As we today talk about indigenous films and the voices of the people, it is important to look at ethnographic filmmaking 45 years ago. Then we rarely heard the people speak. The film technology of the day worked against it. It was not possible to take synchronous sound in the field in the early 1960s. Gardner had bought his basic camera equipment in 1960, shipped it by sea to New Guinea, and shot footage for five months in 1961. It was not until the late 1960s that synch sound became available for ethnographic filmmaking. But equally important, anthropology itself did not value hearing directly the voice of the people. Ethnographic information was filtered through the voice of the narrator and the voice of the ethnographer. I would suggest that the development of synch sound equipment had a strong influence on ethnographic thinking. The new synch sound allowed ethnographic filmmakers to present the actual voices of the people and this was a crucial factor in changing the way ethnographers themselves thought.

Dead Birds, as we shall see, has the Voice of God narration that was standard for its time (Actually it is the Voice of Gardner himself.) Gardner does sometimes tell us what one or another character in the film is thinking. Ironically, these moments have been criticized: “How can he know what they are thinking?” The answer is obvious: like any ethnographer, Gardner talked with the people to find out what they were thinking.

In the whole, the ethnography of the film stands up well. After Gardner left New Guinea with his footage, I stayed on continuing my ethnographic work and a year later Gardner brought a first edited version of Dead Birds back to screen. I, by then, had a few suggestions to make, but was basically comfortable with his presentation of the Dani. The film handles well those topics of anthropological concern at the time: social organization, exchange, and the like. (For the last two decades I have been working in West Sumatra on emotion, a topic new to anthropological agendas, and I recognize some problems in the way the film deals with Dani emotion behavior, but that is another story.)

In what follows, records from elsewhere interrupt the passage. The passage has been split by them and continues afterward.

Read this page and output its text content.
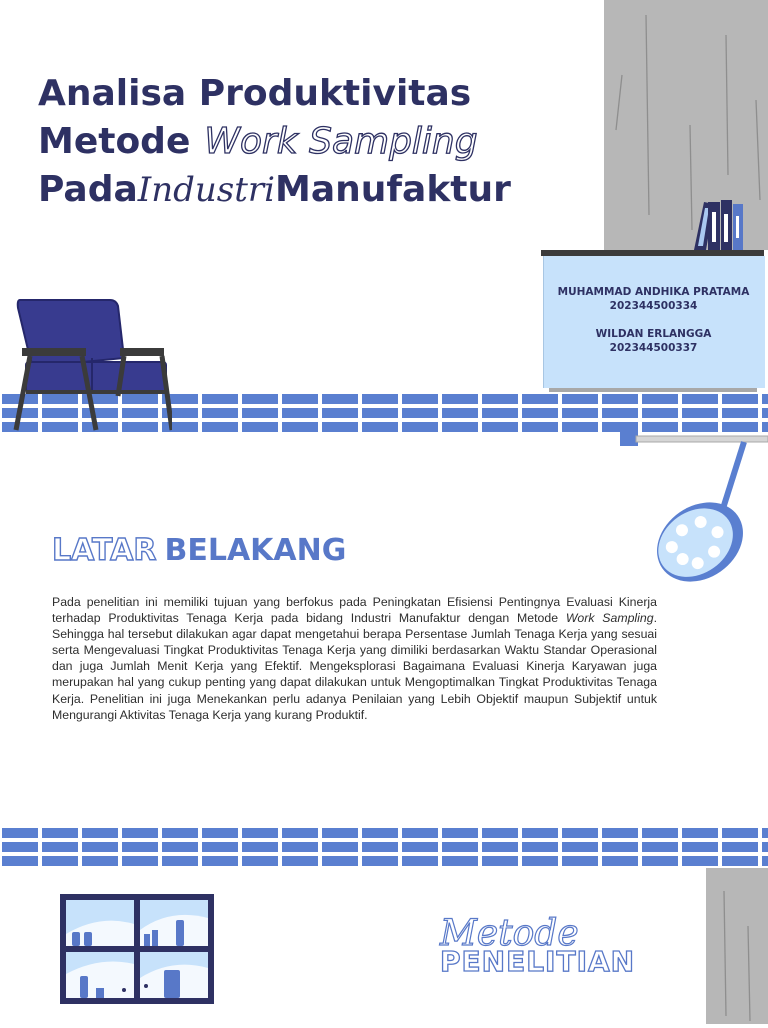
Analisa Produktivitas
Metode Work Sampling
PadaIndustriManufaktur
MUHAMMAD ANDHIKA PRATAMA
202344500334
WILDAN ERLANGGA
202344500337
LATAR BELAKANG
Pada penelitian ini memiliki tujuan yang berfokus pada Peningkatan Efisiensi Pentingnya Evaluasi Kinerja terhadap Produktivitas Tenaga Kerja pada bidang Industri Manufaktur dengan Metode Work Sampling. Sehingga hal tersebut dilakukan agar dapat mengetahui berapa Persentase Jumlah Tenaga Kerja yang sesuai serta Mengevaluasi Tingkat Produktivitas Tenaga Kerja yang dimiliki berdasarkan Waktu Standar Operasional dan juga Jumlah Menit Kerja yang Efektif. Mengeksplorasi Bagaimana Evaluasi Kinerja Karyawan juga merupakan hal yang cukup penting yang dapat dilakukan untuk Mengoptimalkan Tingkat Produktivitas Tenaga Kerja. Penelitian ini juga Menekankan perlu adanya Penilaian yang Lebih Objektif maupun Subjektif untuk Mengurangi Aktivitas Tenaga Kerja yang kurang Produktif.
Metode
PENELITIAN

A few viewing notes: The title of the film, Dead Birds, is a Dani phrase referring to the enemy weapons captured in battle. They are sometimes called “dead men.” And “dead” could be translated as “killed.” This evokes the identification of people with birds, a theme running through Dani mythology. Gardner uses shots of birds, so common in the Dani landscape, as punctuation marks throughout the film.

Pay special attention to the opening shots of Dead Birds. There is one spectacular long pan shot, following a large bird as it glides over the compounds of the neighborhood. Gardner shot this from a hill jutting out into the Grand Valley from the mountain wall, looking down on the bird. The next shots give us more of the setting in which we shall spend the next 83 minutes. In these opening shots, he has subtly presented the Dani land as vectored towards the battle frontier, the place of increasing danger.

And Gardner introduces the main protagonist, Weyakdlekek, as he begins to weave a long narrow cowrie shell band. By the end of the film the band is finished and ready to serve as a funeral gift.

These touches are part of the careful crafting of both visuals and narration through which Robert Gardner brings us Dani life – and death.